I've been updating the service description vocabulary based on the discussion at the F2F, and wanted to run the changes by everyone (since many of you weren't at the F2F).

The primary change is related to the link between a SPARQL service and a dataset description. This is where we're going to be punting a bit to other vocabularies such as voiD, and letting them do the actual dataset descriptions. However, as I discussed at the F2F[1], I thought we needed a way to link a dataset to its default graph since the default graph is very SPARQL-specific and not something likely to show up in a mroe general dataset description vocabulary. Given this, I've changed the SD vocab in the following ways:

* Added a sd:Dataset class. I'm hoping we can work with the voiD group to make sure this aligns with their notion of a dataset so voiD properties could be attached to a sd:Dataset.

* Replaced sd:datasetDescription with two new terms: sd:defaultDataset and sd:availableDataset. sd:defaultDataset links a sd:Service with a description of the default dataset used for query answering if none is provided by the query or protocol. It may use the defaultGraph property described below. sd:availableDataset links a sd:Service with a description of a dataset containing named graphs that may be used in FROM/FROM NAMED clauses.

* Added URL variants of the above two terms: sd:defaultDatasetURL and sd:availableDatasetURL. These are meant to allow linking not to the dataset description directly but to a dereferencable document that contains such descriptions. This allows the service description to be kept small while providing access to very large dataset descriptions.

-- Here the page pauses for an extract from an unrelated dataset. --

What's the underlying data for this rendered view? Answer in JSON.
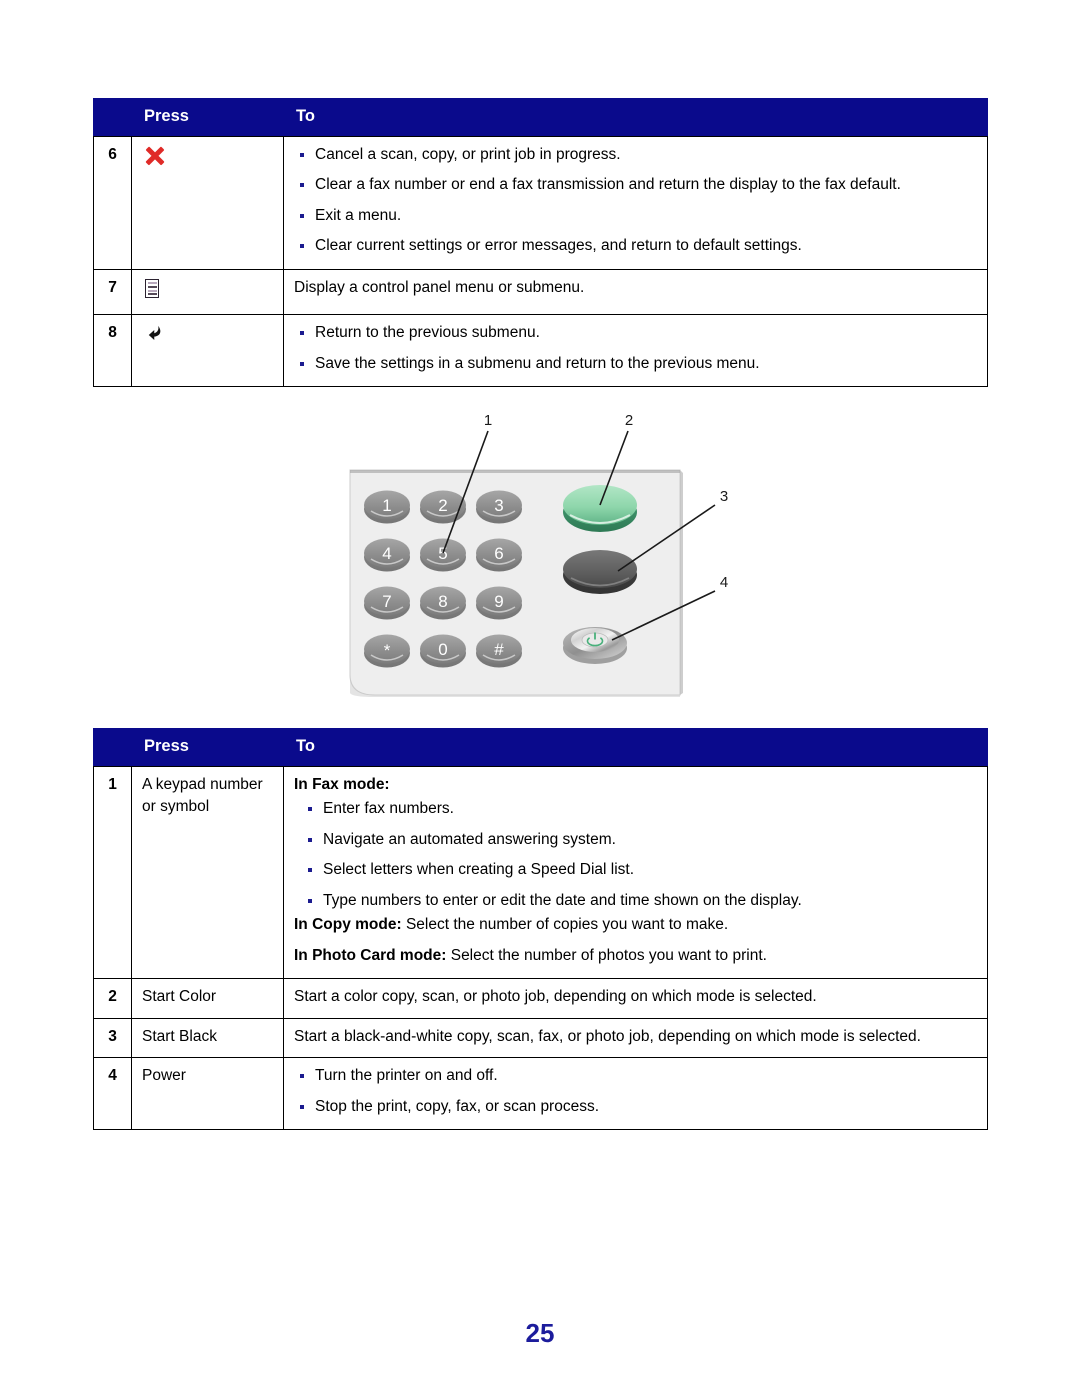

* Added sd:defaultGraph term for linking a sd:Dataset with a description of the default graph in a dataset. For now I'm leaving the rdfs:range of this term open, allowing vocabularies like voiD to do it themselves.


I'd like to get some feedback on these changes from the group. In particular,  I'm curious about people's feelings on two issues:

(1) should the use of sd:availableDataset imply that the endpoint will only allow use of the named graphs in FROM/FROM NAMED clauses, or could it be used simply to link to locally cached/generated descrptions of commonly used datasets? If the latter, we (or somebody else) could coin a sd:feature IRI to indicate that an endpoint has the ability to dereference graph URLs.

(2) How do people feel about the URL variants of the dataset properties? I know several people had indicated that they wanted a way to link to dataset descriptions without including them in the service description and these terms were created to satisfy that need. However, the logistics of actually using the terms feel a bit strange to me (do you just search for any dataset instance in the retrieved RDF similar to how foaf:PersonalProfileDocument is used?) and there are other ways this could be handled (we might assume that if a dataset description isn't in the SD RDF then the dataset IRI is dereferencable and will return the description).

Thoughts?

thanks,
.greg


[1] Whiteboard darwing of the dataset description modeling from F2F2: <http://thefigtrees.net/lee/dl/sparql-IMG00009-20091103-1508.jpg>. The the unlabeled blue arc should be "default graph".

Received on Saturday, 21 November 2009 00:09:25 UTC